End of the free market for mortgages

It seemed bold - or crazy - when it started. But after less than 14 years, New Zealand's experiment with leaving home lending almost entirely to the free market is about to end.

Wednesday, March 9th 2005, 6:15AM

by The Landlord

Jim Bolger's National Government put the state-owned Housing Corporation on a commercial basis in July 1991. All its mortgages to first-home buyers, which had been below market interest rates since 1906, were to be moved to full market rates and sold.

A year later, the first third of the corporation's mortgages were sold for around $1 billion. The rest followed over the next six years.

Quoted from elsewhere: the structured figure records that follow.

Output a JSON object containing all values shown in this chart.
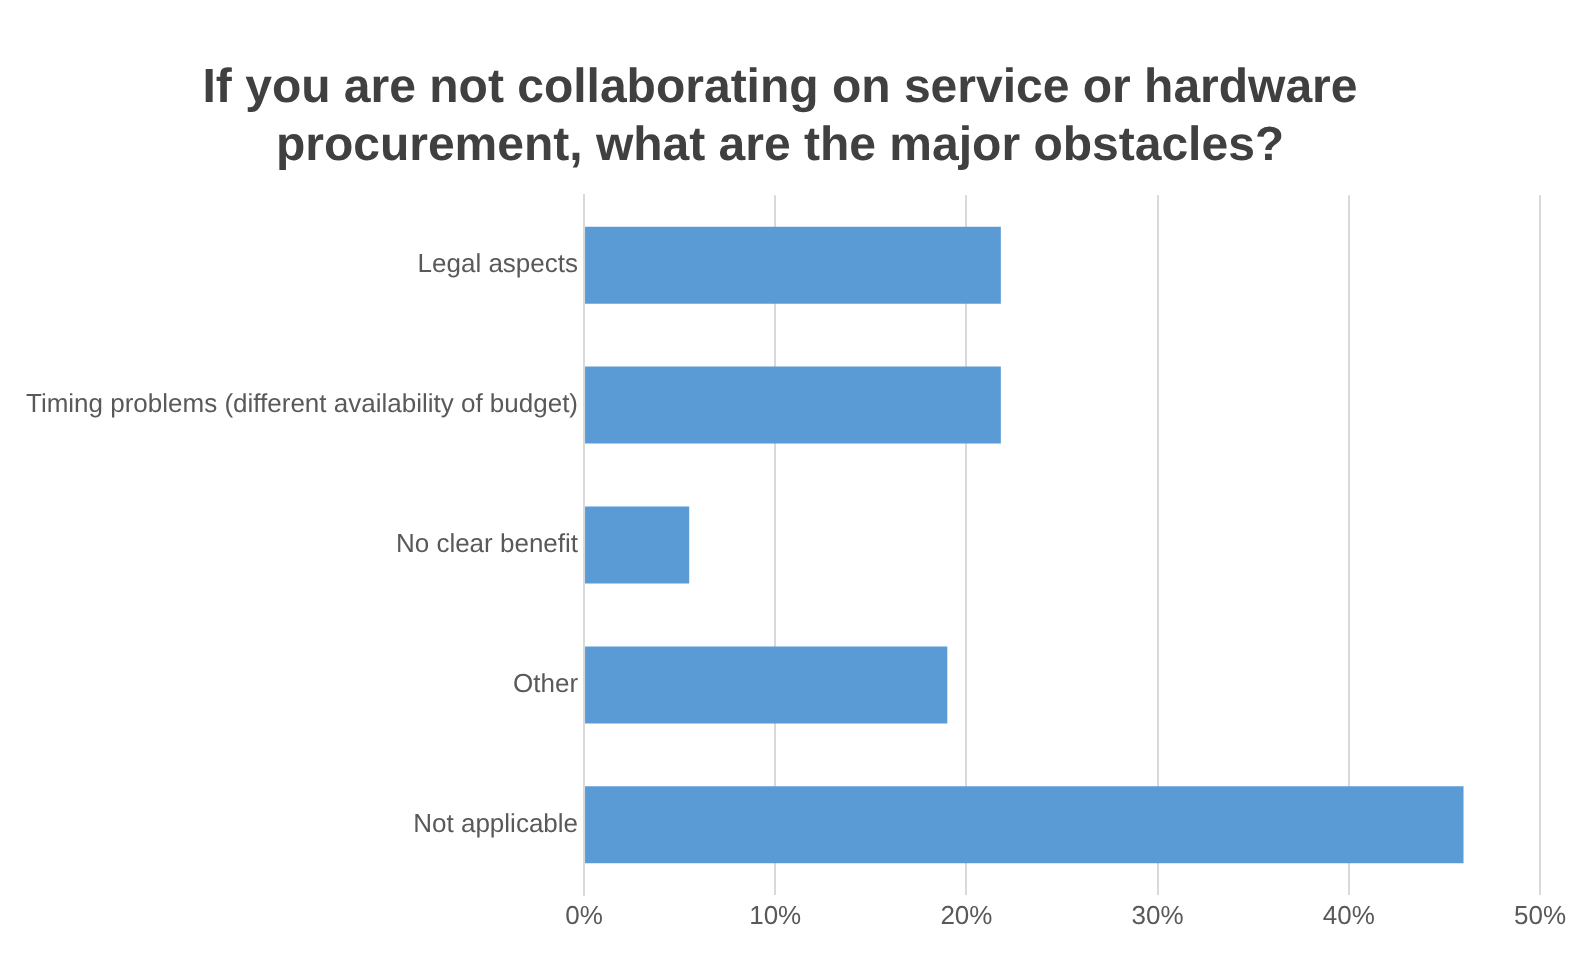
{
  "chart_data": {
    "type": "bar",
    "orientation": "horizontal",
    "title": "If you are not collaborating on service or hardware procurement, what are the major obstacles?",
    "categories": [
      "Legal aspects",
      "Timing problems (different availability of budget)",
      "No clear benefit",
      "Other",
      "Not applicable"
    ],
    "values": [
      21.8,
      21.8,
      5.5,
      19,
      46
    ],
    "color": "#5b9bd5",
    "xlim": [
      0,
      50
    ],
    "xticks": [
      {
        "value": 0,
        "label": "0%"
      },
      {
        "value": 10,
        "label": "10%"
      },
      {
        "value": 20,
        "label": "20%"
      },
      {
        "value": 30,
        "label": "30%"
      },
      {
        "value": 40,
        "label": "40%"
      },
      {
        "value": 50,
        "label": "50%"
      }
    ],
    "grid": "x",
    "legend": false
  }
}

Private lenders filled the gap with gusto. Apparently limitless credit fuelled a rise in the prices of low-end houses in Auckland from 3.4 times the income of a typical low-income working family in 1991 to 5.1 times the typical low income a decade later.


But as prices soared, the proportion of homes owned by the people who live in them, once the highest in the world, dropped from 73.8 per cent in 1991 to 68 per cent.

Now Prime Minister Helen Clark has signalled that the free-market experiment is over. Already Kiwibank - ironically, chaired by Bolger - has made 750 loans totalling $87 million under a pilot state-backed mortgage insurance scheme to help low-income people into homes. More is promised in the Budget on May 19.